“Compelling.” “Comprehensive.” “A tour de force.”
Abortion opponents saw everything they have hoped for in their decades-long partnership with the broader legal conservative movement in a draft Supreme Court majority opinion disclosed Monday that, if ultimately adopted by the court, would end nationwide abortion rights protections for Americans.
With all the caveats that the draft is not final and the vote count of a majority willing to overturn Roe v. Wade could always change, prominent members of the conservative legal world were thrilled with the approach that Justice Samuel Alito took in the document obtained by Politico after it apparently had been circulated among the justices in February.
RELATED: Breaking down Samuel Alito’s draft opinion
“Justice Alito did a tour de force on the history of abortion law that just made it abundantly clear how absurd the idea is that abortion is a fundamental right, rooted in American history and Constitution, in any sense,” said Carrie Severino, the president of the conservative Judicial Crisis Network. “It’s so heartening to know that we finally have a majority of justices on the Supreme Court who recognize the legitimate way to interpret the Constitution.”
Politico published the draft opinion Monday night in a stunning breach of the norms of secrecy that surround the Supreme Court’s inner workings. Assuming the court was following its typical protocols, the justices would have privately taken a vote on their views on the abortion case in question – a lawsuit, known as Dobbs v. Jackson Women’s Health Organization challenging Mississippi’s 15-week ban – after its December oral arguments. Then a justice in the majority would have been assigned to take an initial stab at an opinion.
Until a formal opinion is released – likely in June – it will remain unknown how many more edits and changes to Alito’s reasoning will have been made to shore up a majority, or even if a majority will remain behind overruling Roe.
But longtime leaders of the anti-abortion movement gave full-throated approval of where Alito apparently wanted to take the court.
“If the draft opinion made public tonight is the final opinion of the court, we wholeheartedly applaud the decision,” Marjorie Dannenfelser – the president of Susan B. Anthony List, which supports anti-abortion politicians – said in a statement Monday.
“If this is the opinion of the Court, it will be one of the greatest opinions in Supreme Court history,” Republican Missouri Sen. Josh Hawley tweeted.
The 98-page document, which included 30 page appendix of 19th-century state abortion laws, was “compelling,” according to prominent anti-abortion lawyer Jim Bopp, and “seems to have hit every possible issue.”

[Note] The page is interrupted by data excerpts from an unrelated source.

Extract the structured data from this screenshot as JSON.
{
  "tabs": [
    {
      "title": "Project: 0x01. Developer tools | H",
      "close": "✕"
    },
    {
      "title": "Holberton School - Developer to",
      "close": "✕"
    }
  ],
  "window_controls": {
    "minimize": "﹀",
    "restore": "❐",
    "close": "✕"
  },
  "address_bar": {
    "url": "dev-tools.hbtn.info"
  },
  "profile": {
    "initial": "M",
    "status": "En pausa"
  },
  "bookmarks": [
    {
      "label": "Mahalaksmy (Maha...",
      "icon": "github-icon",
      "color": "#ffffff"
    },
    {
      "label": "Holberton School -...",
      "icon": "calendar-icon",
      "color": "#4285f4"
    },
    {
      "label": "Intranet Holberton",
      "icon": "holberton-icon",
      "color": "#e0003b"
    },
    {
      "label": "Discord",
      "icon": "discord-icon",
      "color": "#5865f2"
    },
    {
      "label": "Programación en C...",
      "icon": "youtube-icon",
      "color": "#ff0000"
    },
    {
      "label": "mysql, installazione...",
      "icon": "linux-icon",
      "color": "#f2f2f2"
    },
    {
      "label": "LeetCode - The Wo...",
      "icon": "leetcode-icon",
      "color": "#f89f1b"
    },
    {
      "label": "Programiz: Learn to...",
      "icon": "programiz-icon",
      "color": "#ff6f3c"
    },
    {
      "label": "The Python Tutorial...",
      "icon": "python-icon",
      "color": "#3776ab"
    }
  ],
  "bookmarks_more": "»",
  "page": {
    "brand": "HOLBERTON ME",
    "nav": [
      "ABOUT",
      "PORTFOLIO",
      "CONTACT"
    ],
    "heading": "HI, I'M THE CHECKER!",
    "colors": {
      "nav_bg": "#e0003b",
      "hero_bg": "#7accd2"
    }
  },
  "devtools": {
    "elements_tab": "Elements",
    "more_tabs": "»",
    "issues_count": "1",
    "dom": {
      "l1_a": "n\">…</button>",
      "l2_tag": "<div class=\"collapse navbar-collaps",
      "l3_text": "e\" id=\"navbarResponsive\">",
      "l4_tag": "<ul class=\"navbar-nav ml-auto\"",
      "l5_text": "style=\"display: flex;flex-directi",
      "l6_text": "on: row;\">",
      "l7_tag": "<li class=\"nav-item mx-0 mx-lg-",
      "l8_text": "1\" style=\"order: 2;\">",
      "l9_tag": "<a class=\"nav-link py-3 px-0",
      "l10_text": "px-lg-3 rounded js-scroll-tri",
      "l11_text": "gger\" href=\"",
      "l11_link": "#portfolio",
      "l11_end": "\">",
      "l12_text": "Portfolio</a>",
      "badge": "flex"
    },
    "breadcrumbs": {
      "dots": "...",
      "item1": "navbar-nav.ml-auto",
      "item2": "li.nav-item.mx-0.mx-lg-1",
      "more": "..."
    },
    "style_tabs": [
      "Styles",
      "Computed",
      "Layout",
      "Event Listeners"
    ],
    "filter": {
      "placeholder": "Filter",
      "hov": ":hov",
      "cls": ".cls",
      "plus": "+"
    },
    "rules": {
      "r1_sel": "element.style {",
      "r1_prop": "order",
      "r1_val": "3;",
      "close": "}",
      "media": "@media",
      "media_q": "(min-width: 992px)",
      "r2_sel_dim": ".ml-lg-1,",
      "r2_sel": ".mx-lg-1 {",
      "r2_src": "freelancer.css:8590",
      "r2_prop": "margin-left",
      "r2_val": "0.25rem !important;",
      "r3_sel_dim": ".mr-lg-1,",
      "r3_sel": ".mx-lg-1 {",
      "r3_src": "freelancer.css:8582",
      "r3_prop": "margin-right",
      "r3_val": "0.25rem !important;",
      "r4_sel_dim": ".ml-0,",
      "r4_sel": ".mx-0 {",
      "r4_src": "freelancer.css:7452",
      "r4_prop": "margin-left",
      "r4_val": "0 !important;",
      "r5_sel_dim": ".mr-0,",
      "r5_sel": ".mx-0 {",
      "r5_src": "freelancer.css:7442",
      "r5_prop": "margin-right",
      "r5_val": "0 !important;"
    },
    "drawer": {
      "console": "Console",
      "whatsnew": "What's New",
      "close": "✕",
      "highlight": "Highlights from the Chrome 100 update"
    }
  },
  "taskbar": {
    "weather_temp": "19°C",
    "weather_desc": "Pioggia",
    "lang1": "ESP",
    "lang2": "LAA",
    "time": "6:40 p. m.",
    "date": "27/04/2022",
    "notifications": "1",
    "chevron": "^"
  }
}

“There are various parts that will … appeal to certain justices or people,” Bopp, who has served as the National Right to Life Committee’s chief lawyer since 1978, told CNN.
Alito called the Supreme Court’s 1973 holding in Roe – which, coupled with a 1992 decision affirming it, protects abortion rights nationwide up into fetal viability – ” egregiously wrong from the start,” of “exceptionally weak” reasoning and a decision that has “had damaging consequences.”
That biting language against Roe comes after Chief Justice John Roberts had floated, during December oral arguments, a compromise route that upheld the Mississippi law while somehow avoiding reversing Roe outright. (Lawyers for both sides in the case rejected the idea that the court could rule in Mississippi’s favor without dismantling Roe.)
“Roberts at oral argument at least was … open to the idea of a middle ground. And Justice Alito’s draft definitely draws a line short of that,” said Adam White, a Roe critic and legal scholar at the conservative think tank the American Enterprise Institute.
Impact of Donald Trump
That Roberts no longer holds the sway he did when he was, for a brief period the court’s median justice is a product of Republicans’ unrelenting focus on the judiciary. Social conservatives were willing to put former President Donald Trump in the White House because, in part, of promises he made about America’s highest court, which included a vow to choose Supreme Court nominees who would overrule Roe “automatically,” from a list of pre-selected candidates.
“He made pledges regarding judges that other Republican presidential nominees didn’t make,” said Michael New, a research associate at the Catholic University of America.
Trump’s first appointee, Justice Neil Gorsuch, replaced the late Justice Antonin Scalia, a fervent Roe critic whose vacancy had been held open by Senate Republicans in a risky 2016 gamble to block then-President Barack Obama’s nomination of Judge Merrick Garland.
Trump’s second Supreme Court choice, Justice Brett Kavanaugh, replaced Justice Anthony Kennedy, who had sided with liberals in some abortion cases. Conservative activists remained unified behind Kavanaugh in the face of sexual assault allegations (which the justice vehemently denied). The confirmation of Justice Amy Coney Barrett to replace the late liberal Justice Ruth Bader Ginsburg weeks before the 2020 election meant that a decision to overrule Roe would no longer rely on the support of Roberts, who’s shown increasing wariness of dramatic actions that could undermine public confidence in the court.
But the moment the Supreme Court appears to be on the cusp of traces its roots farther back than just the 2016 election. Disappointments with the votes of Republican appointees in the 1992 Planned Parenthood v. Casey ruling and other key abortion decisions, shaped a keen eye for hints that potential justices would adhere to a judicial philosophy that would lead them to a reversal of Roe.
“When President Reagan was president, and it was time for judicial nominations, he did not have a strong bench of conservative jurists to draw from,” New said. “That’s changed a lot in the past 30 to 40 years. … The investments we’ve made in developing a farm team of conservative judges, I think, has paid off.”
Still, those past disappointments have social conservatives on edge for yet another surprise decision that comes short of their hopes. Besides the risk of a waffling justice depriving Alito’s Roe reversal position of the five votes he needs, the final opinion will be scrutinized for what changes were made to keep the majority in tact.
The conservative legal push was aimed not just at overturning Roe, but also at embracing of originalist approach that focused on the words of the Constitution and what they meant when the language was adopted.
“There’s a lot of specific criticism of the Roe precedent, the way Roe was originally decided, the quality of the court’s reasoning, the quality of the court’s original sort of historical analysis,” White said of Alito’s draft. “But what you see, when you take an extra step back, is this is a pretty comprehensive originalist argument, in terms of beginning with the text.”